The Weekly 2000 AD, our regular look at the insides of the UK’s finest sci-fi comic, full of spectacular strips, week in and week out… This week, we have a very special new done in one Dredd from Rob Williams and Henry Flint, something of an epilogue to their magnificent The Small House saga from 2018.
And the cover-featured strip is a return of the Quilli, the strange ancient god/ventriloquist dummy we first saw in 2018… creepy! we see the conclusion of Max Normal and continuations of Kingmaker and Scarlet Traces.
Prog 2133 comes out on digital and in UK comic shops on 5 June.
JUDGE DREDD: PETS – Rob Williams, Henry Flint, colors Gary Caldwell, letters Annie Parkhouse
Williams and Flint reunite on Dredd, with something that’s a little epilogue to the Small House from 2018, where Dredd and his little group took down Smiley, where people died and, it seems, things were left rather unresolved.
Giant and Dredd meet up for the first time since then, with Giant none too happy at the old man. And, as a simple tale of Justice Dept Cyber-Dog hacking plays out, Williams gets to play out a final page loaded down with meaning. As for Flint, it’s strange, to be honest, to see him drawing Dredd in the bright light of the outdoors during the day, but beautifully done here, as always.
SCARLET TRACES: HOME FRONT – Part 8 – Ian Edginton and D’Israeli, letters Ellie De Ville
We’re underground, giving D’Israeli’s color palette even more chance to impress, with his subterreanean hues of green and orange giving everything an eerie glow. And, as we’re taken round this resistance bunker, we learn a little more of our Venusian hosts, and a tantalising hint of life on other planets past Venus, Mars and Earth.
It’s such a wonderfully low-key serial, with Edginton carefully teasing out everything, playing the long, slow game. But, that’s part of the charm of Scarlet Traces, and has been through it’s long history.
TERROR TALES: THE QUILLI COMMITTEE – Laura Bailey, David Hitchcock, letters by Annie Parkhouse
Ventriloquist Jerry Reginaldo claimed to be channelling an ancient God called Quilli through his puppet. Now, it’s gained something of a cult following… and a reporter is determined to get on the inside at the Quilli shelter.
Hitchcock’s art is perfect for this sort of strip, and Bailey’s story promises much more to come in the future. Hopefully soon, there’s a longer tale in here waiting to get out. But, as a single issue thing, it’s mere appetiser when it needed something bigger.
KINGMAKER: OUROBOROS – PART 11 – Ian Edginton and Leigh Gallagher, letters by Ellie De Ville
After Crixus led everyone to an unexpected victory and an even more unexpected leap into diplmacy and forging most un-Orc-like alliances, we’re leaping back off world, to The Horde top brass, where we get just a hint of the absolute nightmare that’s about to come raining down on Earth.

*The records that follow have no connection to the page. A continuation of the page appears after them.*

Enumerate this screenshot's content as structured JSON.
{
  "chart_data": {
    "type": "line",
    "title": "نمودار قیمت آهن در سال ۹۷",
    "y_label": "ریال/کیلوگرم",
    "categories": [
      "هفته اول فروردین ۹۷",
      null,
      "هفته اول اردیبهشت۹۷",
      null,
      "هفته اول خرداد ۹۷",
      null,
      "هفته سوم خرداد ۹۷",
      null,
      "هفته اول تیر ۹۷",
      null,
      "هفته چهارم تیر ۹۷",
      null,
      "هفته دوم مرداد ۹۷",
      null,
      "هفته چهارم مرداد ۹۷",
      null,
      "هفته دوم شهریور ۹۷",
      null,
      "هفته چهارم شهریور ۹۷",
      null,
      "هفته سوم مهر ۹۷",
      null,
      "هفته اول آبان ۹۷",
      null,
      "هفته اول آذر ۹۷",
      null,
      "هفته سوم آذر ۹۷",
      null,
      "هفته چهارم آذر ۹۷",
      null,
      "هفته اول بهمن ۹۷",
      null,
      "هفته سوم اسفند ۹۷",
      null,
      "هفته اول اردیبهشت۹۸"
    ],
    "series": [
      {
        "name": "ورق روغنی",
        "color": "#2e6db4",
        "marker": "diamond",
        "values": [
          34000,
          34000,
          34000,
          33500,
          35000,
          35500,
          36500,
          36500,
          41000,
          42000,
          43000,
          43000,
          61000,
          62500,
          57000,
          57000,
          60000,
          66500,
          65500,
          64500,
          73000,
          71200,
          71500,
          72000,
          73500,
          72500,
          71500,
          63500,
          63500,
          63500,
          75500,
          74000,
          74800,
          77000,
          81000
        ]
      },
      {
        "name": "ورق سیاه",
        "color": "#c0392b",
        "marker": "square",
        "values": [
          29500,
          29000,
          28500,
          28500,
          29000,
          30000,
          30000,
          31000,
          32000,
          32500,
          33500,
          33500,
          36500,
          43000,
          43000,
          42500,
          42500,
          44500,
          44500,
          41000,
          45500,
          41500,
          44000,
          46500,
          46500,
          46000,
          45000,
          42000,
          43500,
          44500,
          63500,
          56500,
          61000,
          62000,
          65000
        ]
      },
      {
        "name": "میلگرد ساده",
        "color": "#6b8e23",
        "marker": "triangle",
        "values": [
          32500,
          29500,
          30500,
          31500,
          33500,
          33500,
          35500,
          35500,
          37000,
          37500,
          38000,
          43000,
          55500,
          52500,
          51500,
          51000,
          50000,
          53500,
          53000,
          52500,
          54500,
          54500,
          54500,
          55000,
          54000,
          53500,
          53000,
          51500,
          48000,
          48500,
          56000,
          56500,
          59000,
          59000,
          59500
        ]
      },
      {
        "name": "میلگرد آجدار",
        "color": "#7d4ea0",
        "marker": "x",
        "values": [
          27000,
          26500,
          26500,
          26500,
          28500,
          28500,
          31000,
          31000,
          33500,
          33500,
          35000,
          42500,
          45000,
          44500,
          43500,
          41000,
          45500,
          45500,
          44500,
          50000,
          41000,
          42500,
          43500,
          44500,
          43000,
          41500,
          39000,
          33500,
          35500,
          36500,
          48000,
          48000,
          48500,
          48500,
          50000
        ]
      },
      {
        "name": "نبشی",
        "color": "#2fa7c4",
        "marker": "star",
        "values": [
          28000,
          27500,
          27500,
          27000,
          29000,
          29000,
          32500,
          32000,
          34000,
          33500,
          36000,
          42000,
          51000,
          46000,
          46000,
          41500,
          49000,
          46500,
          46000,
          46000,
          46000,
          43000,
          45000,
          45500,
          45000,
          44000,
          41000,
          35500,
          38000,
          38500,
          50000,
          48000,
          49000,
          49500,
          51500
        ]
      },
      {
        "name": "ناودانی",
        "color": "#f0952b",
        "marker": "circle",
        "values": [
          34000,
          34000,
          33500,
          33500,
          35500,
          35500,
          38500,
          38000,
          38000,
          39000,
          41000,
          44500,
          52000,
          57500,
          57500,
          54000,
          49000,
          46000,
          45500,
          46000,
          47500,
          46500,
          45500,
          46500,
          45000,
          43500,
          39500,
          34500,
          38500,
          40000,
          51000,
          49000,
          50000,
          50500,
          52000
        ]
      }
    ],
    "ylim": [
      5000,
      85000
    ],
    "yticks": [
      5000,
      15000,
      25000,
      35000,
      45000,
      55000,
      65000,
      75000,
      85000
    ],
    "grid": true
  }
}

Kingmaker continues to be a great strip, switching things up and around, a fantasy with political elements, Lord of the Rings with bite, and looking wonderful.
MAX NORMAL: HOW MAX GOT HIS STRIPES – PART 10 – Guy Adams and Dan Cornwell, colours Jim Boswell, letters Simon Bowland
The finale to Max Normal’s origin story erupts in all-shuggy action as Max and Vito take on the juves in the Shuggy hall. And we even get a cameo from Dredd… seems Vito’s got himself a secret crush.
It’s been an excellent, unexpected delight, Adams writing hitting the right mix of telling a tight tale and never taking it too seriously. But it’s Cornwell who’s been the star here, with some really great artwork, veering between playing things straight and going all out.